98. Underestimate

53 10 2
                                    

Hari sudah berlalu menuju sore. Langit biru berganti jingga dengan beberapa kegelapan, hampir masuk ke waktu malam. Penghuni sekolah sudah pulang sebagai besar.

Namun, ruangan latihan tari jaipong masih menunjukkan tanda-tanda keberadaan manusia. Lampu di tengah ruangan dinyalakan dan AC dimatikan karena suhu yang mulai dingin.

Giliran Winwin untuk tampil di depan juri akhirnya tiba. Setelah menunggu sekitar satu jam, akhirnya ia bisa tampil juga. Winwin menjadi peserta yang dipanggil terakhir karena penilaian dilakukan berdasarkan abjad.
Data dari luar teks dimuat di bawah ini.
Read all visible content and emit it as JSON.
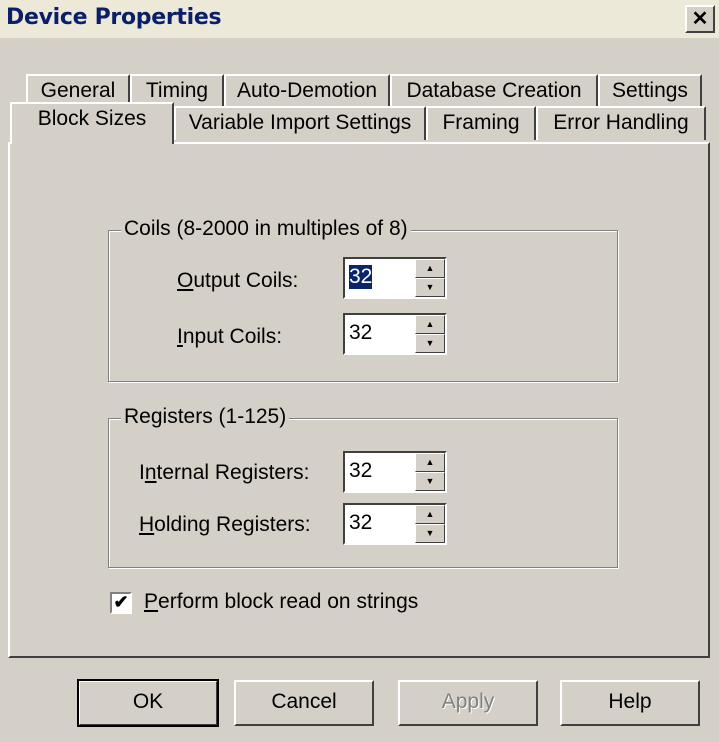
{
  "window": {
    "title": "Device Properties",
    "close_glyph": "✕"
  },
  "tabs_row1": [
    "General",
    "Timing",
    "Auto-Demotion",
    "Database Creation",
    "Settings"
  ],
  "tabs_row2": [
    "Block Sizes",
    "Variable Import Settings",
    "Framing",
    "Error Handling"
  ],
  "active_tab": "Block Sizes",
  "coils": {
    "legend": "Coils (8-2000 in multiples of 8)",
    "output_label_key": "O",
    "output_label_rest": "utput Coils:",
    "output_value": "32",
    "input_label_key": "I",
    "input_label_rest": "nput Coils:",
    "input_value": "32"
  },
  "registers": {
    "legend": "Registers (1-125)",
    "internal_label_pre": "I",
    "internal_label_key": "n",
    "internal_label_rest": "ternal Registers:",
    "internal_value": "32",
    "holding_label_key": "H",
    "holding_label_rest": "olding Registers:",
    "holding_value": "32"
  },
  "block_read": {
    "checked": true,
    "label_key": "P",
    "label_rest": "erform block read on strings"
  },
  "buttons": {
    "ok": "OK",
    "cancel": "Cancel",
    "apply": "Apply",
    "help": "Help"
  },
  "icons": {
    "spin_up": "up-arrow-icon",
    "spin_down": "down-arrow-icon",
    "check": "checkmark-icon"
  }
}
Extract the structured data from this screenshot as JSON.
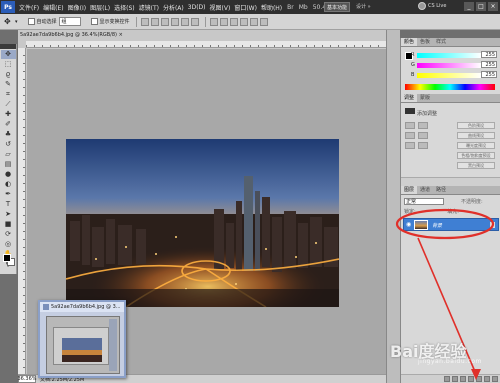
{
  "app": {
    "logo": "Ps",
    "menu": [
      "文件(F)",
      "编辑(E)",
      "图像(I)",
      "图层(L)",
      "选择(S)",
      "滤镜(T)",
      "分析(A)",
      "3D(D)",
      "视图(V)",
      "窗口(W)",
      "帮助(H)"
    ],
    "menu_controls": [
      "Br",
      "Mb",
      "50.4",
      "▭",
      "▦"
    ],
    "workspace_button": "基本功能",
    "workspace_more": "设计 »",
    "cslive": "CS Live",
    "window_buttons": [
      "_",
      "□",
      "×"
    ]
  },
  "options_bar": {
    "auto_select_label": "自动选择",
    "auto_select_value": "组",
    "show_transform_label": "显示变换控件"
  },
  "document": {
    "tab_title": "5a92ae7da9b6b4.jpg @ 36.4%(RGB/8) ×",
    "zoom": "36.36%",
    "status": "文档:2.25M/2.25M"
  },
  "navigator_popup": {
    "title": "5a92ae7da9b6b4.jpg @ 3..."
  },
  "panels": {
    "color_tabs": [
      "颜色",
      "色板",
      "样式"
    ],
    "color": {
      "channels": [
        {
          "label": "R",
          "value": "255",
          "color": "#ff0000"
        },
        {
          "label": "G",
          "value": "255",
          "color": "#00cc00"
        },
        {
          "label": "B",
          "value": "255",
          "color": "#0000ff"
        }
      ]
    },
    "adjust_tabs": [
      "调整",
      "蒙版"
    ],
    "adjust": {
      "title": "添加调整",
      "buttons": [
        "色阶预设",
        "曲线预设",
        "曝光度预设",
        "色相/饱和度预设",
        "黑白预设"
      ]
    },
    "layer_tabs": [
      "图层",
      "通道",
      "路径"
    ],
    "layers": {
      "blend_mode": "正常",
      "opacity_label": "不透明度:",
      "lock_label": "锁定:",
      "fill_label": "填充:",
      "rows": [
        {
          "name": "背景",
          "selected": true
        }
      ]
    }
  },
  "watermark": {
    "main": "Bai度经验",
    "sub": "jingyan.baidu.com"
  },
  "annotation_color": "#e0302a"
}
Banyak peserta yang telah pulang duluan. Sedikit dari mereka masih di ruangan. Entah menunggu jemputan, atau ingin melihat penampilan peserta yang diseleksi sampai akhir.

Yang pasti, diantara sedikitnya peserta yang duduk di kursi tunggu, Tata ada diantaranya.

Winwin bangkit dari duduknya saat namanya dipanggil. Ia berjalan dengan jantung berdegup kencang, tangan mengepal dan kaki sedikit bergetar.

"Winwin!"

Teriakan itu membuat Winwin menoleh ke belakang untuk melihat Tata tersenyum lebar padanya dengan kedua tangan melambai-lambai. Winwin tersenyum lega. Ia merasa mendapatkan banyak kekuatan.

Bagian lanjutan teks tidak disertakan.